The researchers applied their multitask model to the JSRT dataset, which includes ground-truth masks for organ segmentation and bone-suppressed images. They performed rigorous cross-validation using standard metrics such as Dice, Jaccard, false-negative rate, and MSSIM, achieving superior results compared to standalone models like U-net and AutoEncoder. For example, the multitask framework demonstrated an average Dice score of 0.985 for organ segmentation—higher than other state-of-the-art methods—and achieved an MSSIM of 0.976 for bone suppression. The implemented solution not only improved task-specific accuracy but also reduced the model complexity, as it required fewer parameters compared to running separate models for each task.

Implications and Future Work

The findings from this research have significant implications for the field of radiology and beyond:

Clinical Efficiency: By automating and improving the accuracy of organ segmentation and bone suppression, healthcare providers can achieve faster and more reliable diagnoses. This can mitigate the high workload on radiologists, potentially reducing diagnostic errors.
Computational Optimization: The introduction of an efficient multitask model signals a shift towards reducing computational demands and resource usage in AI-driven diagnostics. This efficiency makes it feasible to deploy complex models in practical clinical settings, including devices with limited computational power.
Generalization Across Modalities: Preliminary results from other applications, such as low-dose CT and neuroimaging, highlight the versatility of the image-to-images translation approach. Future research should explore the adaptation of this model to other high-resolution imaging tasks, potentially integrating it into multi-modal diagnostic frameworks.

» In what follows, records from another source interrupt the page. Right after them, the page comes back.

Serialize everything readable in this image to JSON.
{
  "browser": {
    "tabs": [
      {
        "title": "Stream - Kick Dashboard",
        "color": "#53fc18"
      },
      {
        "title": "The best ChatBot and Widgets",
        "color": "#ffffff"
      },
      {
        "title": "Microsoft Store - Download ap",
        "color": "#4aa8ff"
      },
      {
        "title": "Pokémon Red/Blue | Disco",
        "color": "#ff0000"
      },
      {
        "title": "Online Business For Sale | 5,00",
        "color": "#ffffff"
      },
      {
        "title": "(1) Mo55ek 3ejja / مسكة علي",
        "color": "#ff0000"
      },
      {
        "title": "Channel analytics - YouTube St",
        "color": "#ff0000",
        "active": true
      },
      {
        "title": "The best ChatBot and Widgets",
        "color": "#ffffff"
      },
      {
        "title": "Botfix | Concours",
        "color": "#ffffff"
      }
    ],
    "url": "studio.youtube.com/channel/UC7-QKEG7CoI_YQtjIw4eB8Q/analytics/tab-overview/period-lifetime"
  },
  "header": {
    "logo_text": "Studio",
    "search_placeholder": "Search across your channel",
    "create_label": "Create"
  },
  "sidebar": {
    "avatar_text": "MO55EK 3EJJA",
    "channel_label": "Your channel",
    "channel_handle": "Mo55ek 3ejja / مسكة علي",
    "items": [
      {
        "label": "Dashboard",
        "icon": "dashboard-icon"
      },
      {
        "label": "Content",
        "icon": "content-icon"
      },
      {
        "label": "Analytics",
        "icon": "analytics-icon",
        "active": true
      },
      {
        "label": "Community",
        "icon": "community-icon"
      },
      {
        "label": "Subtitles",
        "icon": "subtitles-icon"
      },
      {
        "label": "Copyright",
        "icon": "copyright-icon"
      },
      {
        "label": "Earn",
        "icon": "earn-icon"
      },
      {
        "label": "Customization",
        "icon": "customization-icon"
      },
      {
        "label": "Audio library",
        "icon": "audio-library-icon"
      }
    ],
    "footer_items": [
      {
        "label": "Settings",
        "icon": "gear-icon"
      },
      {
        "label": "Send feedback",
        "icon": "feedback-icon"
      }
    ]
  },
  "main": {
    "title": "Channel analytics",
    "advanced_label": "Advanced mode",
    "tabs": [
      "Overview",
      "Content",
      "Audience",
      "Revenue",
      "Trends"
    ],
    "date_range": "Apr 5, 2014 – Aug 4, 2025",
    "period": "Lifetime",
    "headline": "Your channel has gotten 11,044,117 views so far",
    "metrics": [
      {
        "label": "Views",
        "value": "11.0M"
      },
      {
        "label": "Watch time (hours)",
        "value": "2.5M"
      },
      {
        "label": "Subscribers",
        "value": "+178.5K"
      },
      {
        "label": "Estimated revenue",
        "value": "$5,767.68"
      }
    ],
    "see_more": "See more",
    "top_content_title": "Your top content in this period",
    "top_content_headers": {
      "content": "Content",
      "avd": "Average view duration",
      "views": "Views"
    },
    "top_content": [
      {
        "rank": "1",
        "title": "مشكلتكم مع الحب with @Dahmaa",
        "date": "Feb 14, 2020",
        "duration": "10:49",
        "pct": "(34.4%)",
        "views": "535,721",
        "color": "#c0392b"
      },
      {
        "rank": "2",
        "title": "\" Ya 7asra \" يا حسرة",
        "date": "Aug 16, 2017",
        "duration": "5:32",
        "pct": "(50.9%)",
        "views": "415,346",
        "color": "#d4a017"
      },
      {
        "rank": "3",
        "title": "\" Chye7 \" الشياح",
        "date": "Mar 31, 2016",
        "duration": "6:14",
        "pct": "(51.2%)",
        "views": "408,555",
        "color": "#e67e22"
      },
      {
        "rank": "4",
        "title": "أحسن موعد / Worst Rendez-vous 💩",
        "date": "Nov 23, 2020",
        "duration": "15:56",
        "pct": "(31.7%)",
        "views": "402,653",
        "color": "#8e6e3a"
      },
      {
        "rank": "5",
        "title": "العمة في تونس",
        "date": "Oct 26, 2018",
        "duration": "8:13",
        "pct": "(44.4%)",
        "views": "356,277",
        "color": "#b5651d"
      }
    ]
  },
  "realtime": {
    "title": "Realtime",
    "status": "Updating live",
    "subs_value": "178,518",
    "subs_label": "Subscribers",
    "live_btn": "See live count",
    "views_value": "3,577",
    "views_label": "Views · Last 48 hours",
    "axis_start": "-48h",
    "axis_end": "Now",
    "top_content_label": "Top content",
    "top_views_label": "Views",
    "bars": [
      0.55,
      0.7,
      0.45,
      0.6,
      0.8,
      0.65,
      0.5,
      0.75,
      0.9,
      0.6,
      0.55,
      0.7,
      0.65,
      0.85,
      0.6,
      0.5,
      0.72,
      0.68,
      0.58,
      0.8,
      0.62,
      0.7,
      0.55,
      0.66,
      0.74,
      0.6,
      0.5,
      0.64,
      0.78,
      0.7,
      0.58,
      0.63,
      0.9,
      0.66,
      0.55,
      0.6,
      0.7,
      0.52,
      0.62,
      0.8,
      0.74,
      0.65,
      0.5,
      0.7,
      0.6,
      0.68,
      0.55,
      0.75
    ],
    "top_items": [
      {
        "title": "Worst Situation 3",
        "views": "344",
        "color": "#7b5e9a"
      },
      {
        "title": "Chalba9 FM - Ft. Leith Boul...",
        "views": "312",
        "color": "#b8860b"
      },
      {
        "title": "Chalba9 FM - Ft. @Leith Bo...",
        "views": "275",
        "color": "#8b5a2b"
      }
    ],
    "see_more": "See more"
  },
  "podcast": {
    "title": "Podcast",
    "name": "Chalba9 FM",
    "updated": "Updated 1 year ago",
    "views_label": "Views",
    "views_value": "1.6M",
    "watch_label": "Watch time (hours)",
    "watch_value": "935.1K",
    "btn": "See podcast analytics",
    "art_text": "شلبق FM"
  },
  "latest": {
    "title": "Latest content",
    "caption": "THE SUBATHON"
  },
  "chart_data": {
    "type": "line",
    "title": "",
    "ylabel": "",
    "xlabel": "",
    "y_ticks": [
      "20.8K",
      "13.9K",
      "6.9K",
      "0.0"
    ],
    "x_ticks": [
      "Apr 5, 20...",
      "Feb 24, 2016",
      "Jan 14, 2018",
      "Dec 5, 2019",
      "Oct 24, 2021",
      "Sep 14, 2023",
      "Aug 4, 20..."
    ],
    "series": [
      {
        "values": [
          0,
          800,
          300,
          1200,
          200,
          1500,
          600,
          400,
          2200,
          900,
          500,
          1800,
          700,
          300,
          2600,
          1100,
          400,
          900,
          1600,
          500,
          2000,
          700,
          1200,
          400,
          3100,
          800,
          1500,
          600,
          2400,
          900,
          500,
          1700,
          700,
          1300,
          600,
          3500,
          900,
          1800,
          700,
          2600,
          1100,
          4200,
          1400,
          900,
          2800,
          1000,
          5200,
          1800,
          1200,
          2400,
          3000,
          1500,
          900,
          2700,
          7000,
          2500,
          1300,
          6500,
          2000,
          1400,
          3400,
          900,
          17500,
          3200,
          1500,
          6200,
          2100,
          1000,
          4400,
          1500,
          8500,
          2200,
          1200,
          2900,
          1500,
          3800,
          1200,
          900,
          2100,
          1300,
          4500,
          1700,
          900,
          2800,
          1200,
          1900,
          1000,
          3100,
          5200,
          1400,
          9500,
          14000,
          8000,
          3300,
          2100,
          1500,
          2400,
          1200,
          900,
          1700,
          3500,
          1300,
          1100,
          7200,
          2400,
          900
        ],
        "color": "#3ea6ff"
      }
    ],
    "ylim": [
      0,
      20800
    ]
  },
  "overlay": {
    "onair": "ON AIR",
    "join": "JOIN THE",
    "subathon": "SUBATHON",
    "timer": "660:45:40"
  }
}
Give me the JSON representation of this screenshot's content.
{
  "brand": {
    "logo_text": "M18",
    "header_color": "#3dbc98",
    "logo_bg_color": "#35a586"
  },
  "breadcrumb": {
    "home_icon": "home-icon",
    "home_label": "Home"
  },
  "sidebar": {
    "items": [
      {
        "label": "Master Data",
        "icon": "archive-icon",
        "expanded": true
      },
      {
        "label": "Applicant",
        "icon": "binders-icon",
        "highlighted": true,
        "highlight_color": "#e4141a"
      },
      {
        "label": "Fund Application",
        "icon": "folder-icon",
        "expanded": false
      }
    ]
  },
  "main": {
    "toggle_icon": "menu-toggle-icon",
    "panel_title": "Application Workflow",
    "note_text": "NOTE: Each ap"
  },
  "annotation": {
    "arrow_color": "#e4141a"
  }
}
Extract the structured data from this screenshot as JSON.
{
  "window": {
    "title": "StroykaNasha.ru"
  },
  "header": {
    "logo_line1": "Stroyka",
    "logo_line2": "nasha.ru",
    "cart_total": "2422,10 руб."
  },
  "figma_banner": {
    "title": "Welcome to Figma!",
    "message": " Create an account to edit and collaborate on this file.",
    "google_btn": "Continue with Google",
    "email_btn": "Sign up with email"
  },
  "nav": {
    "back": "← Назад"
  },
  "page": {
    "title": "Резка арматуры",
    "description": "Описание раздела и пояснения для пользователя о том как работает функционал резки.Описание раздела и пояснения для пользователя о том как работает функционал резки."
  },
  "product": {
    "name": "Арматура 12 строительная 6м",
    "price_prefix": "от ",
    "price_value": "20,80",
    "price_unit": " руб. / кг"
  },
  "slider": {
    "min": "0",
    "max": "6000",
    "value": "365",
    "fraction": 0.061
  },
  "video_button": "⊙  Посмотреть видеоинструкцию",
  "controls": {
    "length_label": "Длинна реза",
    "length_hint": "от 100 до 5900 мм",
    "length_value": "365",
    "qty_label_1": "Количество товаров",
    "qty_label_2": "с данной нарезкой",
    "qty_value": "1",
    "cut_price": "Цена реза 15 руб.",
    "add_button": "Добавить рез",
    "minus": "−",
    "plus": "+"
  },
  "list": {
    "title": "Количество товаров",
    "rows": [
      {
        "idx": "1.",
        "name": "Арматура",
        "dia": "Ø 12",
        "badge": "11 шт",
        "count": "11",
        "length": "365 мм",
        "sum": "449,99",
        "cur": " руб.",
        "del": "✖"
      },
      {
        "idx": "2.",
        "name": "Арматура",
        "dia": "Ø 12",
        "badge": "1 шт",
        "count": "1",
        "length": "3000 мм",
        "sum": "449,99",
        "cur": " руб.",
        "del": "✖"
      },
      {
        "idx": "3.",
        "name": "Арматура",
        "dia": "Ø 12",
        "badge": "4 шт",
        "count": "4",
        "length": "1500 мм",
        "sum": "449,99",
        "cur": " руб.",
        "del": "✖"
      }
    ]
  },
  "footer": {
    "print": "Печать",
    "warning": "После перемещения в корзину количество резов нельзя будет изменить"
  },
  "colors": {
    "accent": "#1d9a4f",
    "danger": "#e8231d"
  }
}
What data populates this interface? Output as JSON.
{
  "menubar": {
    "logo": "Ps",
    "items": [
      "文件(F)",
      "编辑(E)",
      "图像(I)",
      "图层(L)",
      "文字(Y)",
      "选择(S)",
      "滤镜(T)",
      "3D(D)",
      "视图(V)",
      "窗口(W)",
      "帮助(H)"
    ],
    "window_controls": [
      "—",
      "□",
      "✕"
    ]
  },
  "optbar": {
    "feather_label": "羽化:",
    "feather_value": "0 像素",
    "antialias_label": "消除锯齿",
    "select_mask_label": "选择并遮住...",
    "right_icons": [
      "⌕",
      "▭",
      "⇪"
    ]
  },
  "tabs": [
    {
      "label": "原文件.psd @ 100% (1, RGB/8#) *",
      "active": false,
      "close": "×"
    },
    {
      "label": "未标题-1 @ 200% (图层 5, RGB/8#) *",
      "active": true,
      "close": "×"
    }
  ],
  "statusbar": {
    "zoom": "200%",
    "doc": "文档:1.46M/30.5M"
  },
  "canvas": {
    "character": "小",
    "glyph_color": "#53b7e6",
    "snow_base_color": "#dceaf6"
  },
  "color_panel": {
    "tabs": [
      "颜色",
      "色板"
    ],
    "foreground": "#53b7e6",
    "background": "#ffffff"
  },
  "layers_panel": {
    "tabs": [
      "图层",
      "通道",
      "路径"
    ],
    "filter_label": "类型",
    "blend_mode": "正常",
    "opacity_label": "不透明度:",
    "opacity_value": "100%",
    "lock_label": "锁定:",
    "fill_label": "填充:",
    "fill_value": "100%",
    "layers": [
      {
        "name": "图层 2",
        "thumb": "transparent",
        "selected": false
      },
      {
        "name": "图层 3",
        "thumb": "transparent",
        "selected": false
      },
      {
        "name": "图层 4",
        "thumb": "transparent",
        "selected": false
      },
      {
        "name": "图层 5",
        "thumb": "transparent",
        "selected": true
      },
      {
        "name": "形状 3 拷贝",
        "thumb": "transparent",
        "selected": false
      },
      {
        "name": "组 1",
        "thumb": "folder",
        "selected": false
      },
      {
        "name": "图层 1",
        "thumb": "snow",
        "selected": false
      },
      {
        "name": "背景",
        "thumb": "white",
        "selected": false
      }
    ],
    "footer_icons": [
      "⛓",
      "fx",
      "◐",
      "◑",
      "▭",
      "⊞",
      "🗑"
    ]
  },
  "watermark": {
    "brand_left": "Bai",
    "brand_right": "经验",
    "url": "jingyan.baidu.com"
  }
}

Overall, the paper contributes a robust methodology to the domain of medical image processing, promoting further investigations into multitasking frameworks and advancing the capabilities of AI in diagnostics. The shared source codes on GitHub will undoubtedly support the research community in replicating and building upon these findings, fostering innovation towards more integrated and efficient AI models in healthcare. The researchers have laid a foundation that could spur future work in enhancing model adaptability and performance across various imaging modalities, with potential extensions to higher resolution processing and additional anatomical insights.